To assess the effect of health lifestyle factors on risk of coronary artery disease 20 years later, the researchers conducted a prospective cohort study with 3,583 patients aged 18 to 30 years of age at baseline.
At year 20, one or more healthy lifestyle factors, including not overweight/obese, low alcohol intake, healthy diet, physically active, and nonsmokers were adopted by 25.3% of the study participants; 34.4% stayed the same; and 40.4% had fewer healthy lifestyle factors. Almost one-fifth (19.2%) of patients had coronary artery calcification.
Each increase in healthy lifestyle factors was associated with decreased risk of detectable coronary artery calcification (odds ratio, 0.85; 95% CI: 0.74-0.98) and lower intima-media thickness (carotid bulb β = −0.024; P=0.001).

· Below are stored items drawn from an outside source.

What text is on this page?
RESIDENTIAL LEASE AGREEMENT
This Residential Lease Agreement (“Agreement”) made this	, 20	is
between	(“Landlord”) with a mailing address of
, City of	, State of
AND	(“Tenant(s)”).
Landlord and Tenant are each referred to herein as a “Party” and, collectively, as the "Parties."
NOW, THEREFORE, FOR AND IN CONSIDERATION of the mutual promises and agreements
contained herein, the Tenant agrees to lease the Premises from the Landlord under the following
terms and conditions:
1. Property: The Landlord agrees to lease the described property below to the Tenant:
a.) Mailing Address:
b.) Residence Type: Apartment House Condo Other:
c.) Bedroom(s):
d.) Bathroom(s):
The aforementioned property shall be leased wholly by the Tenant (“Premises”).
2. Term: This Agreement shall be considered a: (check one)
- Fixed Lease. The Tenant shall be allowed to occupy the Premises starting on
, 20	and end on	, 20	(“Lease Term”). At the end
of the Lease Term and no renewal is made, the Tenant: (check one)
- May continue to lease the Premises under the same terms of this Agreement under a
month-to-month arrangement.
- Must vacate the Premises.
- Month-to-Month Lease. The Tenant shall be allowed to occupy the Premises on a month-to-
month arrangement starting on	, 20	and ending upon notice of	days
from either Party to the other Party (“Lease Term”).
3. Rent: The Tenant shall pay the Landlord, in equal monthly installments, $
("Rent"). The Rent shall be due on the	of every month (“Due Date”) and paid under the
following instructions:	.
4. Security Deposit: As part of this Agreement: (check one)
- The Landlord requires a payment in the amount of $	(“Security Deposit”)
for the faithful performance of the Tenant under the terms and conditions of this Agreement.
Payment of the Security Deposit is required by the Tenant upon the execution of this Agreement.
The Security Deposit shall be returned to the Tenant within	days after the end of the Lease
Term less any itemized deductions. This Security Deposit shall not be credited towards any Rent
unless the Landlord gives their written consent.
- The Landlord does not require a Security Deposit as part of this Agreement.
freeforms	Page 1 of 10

Each decrease in healthy lifestyle factor was associated with increased risk of detectable coronary artery calcification (OR, 1.17; 95% CI: 1.02-1.33) and greater intima-media thickness (carotid bulb β = +0.020; P<0.01).
“Healthy lifestyle changes during young adulthood are associated with decreased risk and unhealthy lifestyle changes are associated with increased risk for subclinical atherosclerosis in middle age,” concluded the researchers.